Les pro-Moubarak lancés dans une campagne de violence systématique contre la presse


Reporters sans frontières se dit effarée par ce qui apparaît comme une véritable chasse aux sorcières contres les médias couvrant les événements en Egypte, et exprime sa très vive inquiétude pour tous les journalistes qui se trouvent en ce moment au Caire, particulièrement à la veille du grand rassemblement prévue vendredi 4 février 2011, dit rassemblement du départ, organisé par les opposants au président Hosni Moubarak. « Vols, violences, arrestations arbitraires, lynchages… La liste des exactions contre les journalistes par les partisans du président Moubarak ne fait que s’allonger d’heure et heure. Elles ont un caractère systématique et concerté, a déclaré Jean-François Julliard, secrétaire général de Reporters sans frontières. « Après avoir censuré le Net, qui a été rétabli en début de semaine, le régime a décidé de s’en prendre physiquement aux représentants de la presse en lançant ses partisans dans une campagne de haine et de violence que nous n’avons jamais vue auparavant. Nous sommes au delà de la censure.
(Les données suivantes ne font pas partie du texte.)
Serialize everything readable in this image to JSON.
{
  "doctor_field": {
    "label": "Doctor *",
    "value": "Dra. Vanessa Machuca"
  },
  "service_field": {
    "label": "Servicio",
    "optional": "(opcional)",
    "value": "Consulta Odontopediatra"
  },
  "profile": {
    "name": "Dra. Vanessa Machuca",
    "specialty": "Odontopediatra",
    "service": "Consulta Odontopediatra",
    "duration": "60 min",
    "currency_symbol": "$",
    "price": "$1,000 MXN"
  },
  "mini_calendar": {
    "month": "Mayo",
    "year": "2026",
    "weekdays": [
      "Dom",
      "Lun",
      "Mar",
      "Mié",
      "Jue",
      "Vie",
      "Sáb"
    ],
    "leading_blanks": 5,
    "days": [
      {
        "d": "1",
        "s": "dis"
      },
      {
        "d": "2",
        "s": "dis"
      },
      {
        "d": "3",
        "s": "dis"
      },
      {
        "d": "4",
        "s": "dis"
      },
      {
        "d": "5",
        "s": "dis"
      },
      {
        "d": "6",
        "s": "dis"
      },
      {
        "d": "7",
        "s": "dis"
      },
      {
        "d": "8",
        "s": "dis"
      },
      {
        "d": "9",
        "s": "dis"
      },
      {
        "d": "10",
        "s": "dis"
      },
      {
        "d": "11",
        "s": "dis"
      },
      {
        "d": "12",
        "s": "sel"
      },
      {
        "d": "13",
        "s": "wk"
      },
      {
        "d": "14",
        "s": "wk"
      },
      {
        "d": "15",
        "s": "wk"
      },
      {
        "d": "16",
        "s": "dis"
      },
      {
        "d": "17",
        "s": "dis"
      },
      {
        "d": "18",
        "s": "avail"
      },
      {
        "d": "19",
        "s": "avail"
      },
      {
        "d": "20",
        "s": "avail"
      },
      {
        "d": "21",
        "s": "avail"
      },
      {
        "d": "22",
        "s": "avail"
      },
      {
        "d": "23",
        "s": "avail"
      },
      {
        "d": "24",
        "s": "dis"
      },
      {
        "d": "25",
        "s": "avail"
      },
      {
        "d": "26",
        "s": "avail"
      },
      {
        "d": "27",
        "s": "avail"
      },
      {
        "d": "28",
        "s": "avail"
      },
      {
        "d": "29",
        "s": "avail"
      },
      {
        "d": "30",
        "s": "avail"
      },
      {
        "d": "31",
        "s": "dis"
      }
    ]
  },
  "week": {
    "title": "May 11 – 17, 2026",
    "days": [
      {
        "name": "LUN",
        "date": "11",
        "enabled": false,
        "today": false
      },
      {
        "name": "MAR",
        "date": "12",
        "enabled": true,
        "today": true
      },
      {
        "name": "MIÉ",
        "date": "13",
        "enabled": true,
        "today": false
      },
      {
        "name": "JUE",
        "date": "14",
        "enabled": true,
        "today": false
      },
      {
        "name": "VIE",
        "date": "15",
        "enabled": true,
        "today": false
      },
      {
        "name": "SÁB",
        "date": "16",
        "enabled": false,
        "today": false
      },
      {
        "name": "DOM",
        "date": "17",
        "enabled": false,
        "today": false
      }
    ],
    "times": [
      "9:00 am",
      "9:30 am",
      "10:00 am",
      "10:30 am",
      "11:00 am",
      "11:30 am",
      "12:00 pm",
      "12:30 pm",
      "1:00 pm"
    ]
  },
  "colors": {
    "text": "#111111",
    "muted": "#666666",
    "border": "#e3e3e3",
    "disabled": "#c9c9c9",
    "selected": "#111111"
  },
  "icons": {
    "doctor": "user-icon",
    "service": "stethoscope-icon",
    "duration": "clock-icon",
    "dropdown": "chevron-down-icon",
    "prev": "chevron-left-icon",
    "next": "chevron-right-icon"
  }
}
Il s’agit de vider le Caire de la presse étrangère. » « Nous encourageons toutes les rédactions des médias à renforcer leur coordination pour assurer au mieux la sécurité de leurs correspondants. Nous invitons les chancelleries à mener un effort diplomatique soutenu pour aider dans les meilleures conditions leurs ressortissants, professionnels de la presse, quand ils se trouvent dans des situations difficiles. » « Il semble qu’il n’y ait plus un endroit au Caire où les journalistes soient en sécurité. Plusieurs bureaux de médias ont été également attaqués, continue le secrétaire général de l’organisation. Le sommet du pouvoir égyptien doit être tenu responsable de cette politique d’agressions et nous appelons d’urgence la communauté internationale à réfléchir à une position forte, unanime, et à tirer les conclusions des incidents des derniers jours qui pourraient amener à réfléchir à des sanctions. »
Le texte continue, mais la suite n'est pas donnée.